The IRS has claimed since 1977 that silver straddles are not a legitimate tax deduction, but this is the first time it has gone to tax court for a final ruling on the question.
If Smith and Jacobson lose their case with the IRS, it will establish a legal precedent for the IRS to challenge thousands of other taxpayers who have claimed hundreds of millions in tax deductions from silver straddles.
Merrill Lynch has been the most active brokerage in arranging so-called tax straddles, but virtually all the major investment firms have handled them, IRS officials said.
Merrill Lynch officials said the brokerage is "not involved in the case" and refused to comment yesterday on Nims' ruling. The company would neither confirm nor deny that it had offered payments to the Smiths and the Jacobsons. Thomas W. Smith, a Merrill Lynch vice president and attorney for the company, said Merrill Lynch has settled a lawsuit brought against it by the two couples. "I guess it's reasonable to assume that's where they're going to get the money," Smith said in court today.

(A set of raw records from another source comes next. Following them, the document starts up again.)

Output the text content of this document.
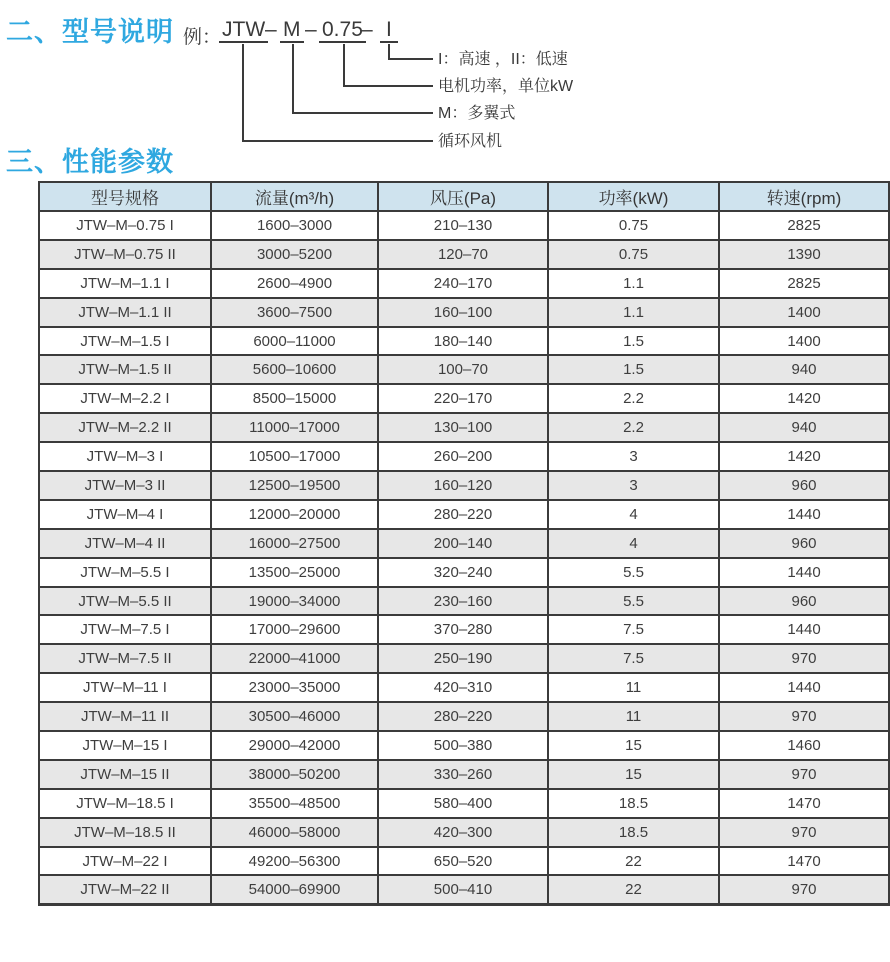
二、型号说明 例： JTW – M – 0.75
– I
I：高速 ，II：低速
电机功率，单位kW
M：多翼式
循环风机
三、性能参数
型号规格	流量(m³/h)	风压(Pa)	功率(kW)	转速(rpm)
JTW–M–0.75 I	1600–3000	210–130	0.75	2825
JTW–M–0.75 II	3000–5200	120–70	0.75	1390
JTW–M–1.1 I	2600–4900	240–170	1.1	2825
JTW–M–1.1 II	3600–7500	160–100	1.1	1400
JTW–M–1.5 I	6000–11000	180–140	1.5	1400
JTW–M–1.5 II	5600–10600	100–70	1.5	940
JTW–M–2.2 I	8500–15000	220–170	2.2	1420
JTW–M–2.2 II	11000–17000	130–100	2.2	940
JTW–M–3 I	10500–17000	260–200	3	1420
JTW–M–3 II	12500–19500	160–120	3	960
JTW–M–4 I	12000–20000	280–220	4	1440
JTW–M–4 II	16000–27500	200–140	4	960
JTW–M–5.5 I	13500–25000	320–240	5.5	1440
JTW–M–5.5 II	19000–34000	230–160	5.5	960
JTW–M–7.5 I	17000–29600	370–280	7.5	1440
JTW–M–7.5 II	22000–41000	250–190	7.5	970
JTW–M–11 I	23000–35000	420–310	11	1440
JTW–M–11 II	30500–46000	280–220	11	970
JTW–M–15 I	29000–42000	500–380	15	1460
JTW–M–15 II	38000–50200	330–260	15	970
JTW–M–18.5 I	35500–48500	580–400	18.5	1470
JTW–M–18.5 II	46000–58000	420–300	18.5	970
JTW–M–22 I	49200–56300	650–520	22	1470
JTW–M–22 II	54000–69900	500–410	22	970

None of the defendants in the case -- Harry and Patricia Smith and Herbert and Ruth Jacobson -- was in court today. Both live in San Diego, Calif. The two couples were partners in a real estate venture in which they earned large profits in 1973. Through Merrill Lynch they arranged a silver straddle that was supposed to allow them to pay less income tax on their earnings from the real estate deal.
Tax straddles are a complicated commodities transaction in which taxpayers normally are able to change a short-term capital gain -- which is taxed the same as ordinary income -- into a long-term capital gain -- which is taxed substantially lower.
After the IRS challenged their tax returns, the couples sued Merrill Lynch, blaming the broker for their tax troubles, and also sued the IRS, challenging the government's demand for additional taxes.
IRS officials did not claim today that it was illegal for Merrill Lynch to pay the two couples to settle the dispute with the IRS.
But government attorneys did accuse the brokerage firm of trying to stall a tax court decision.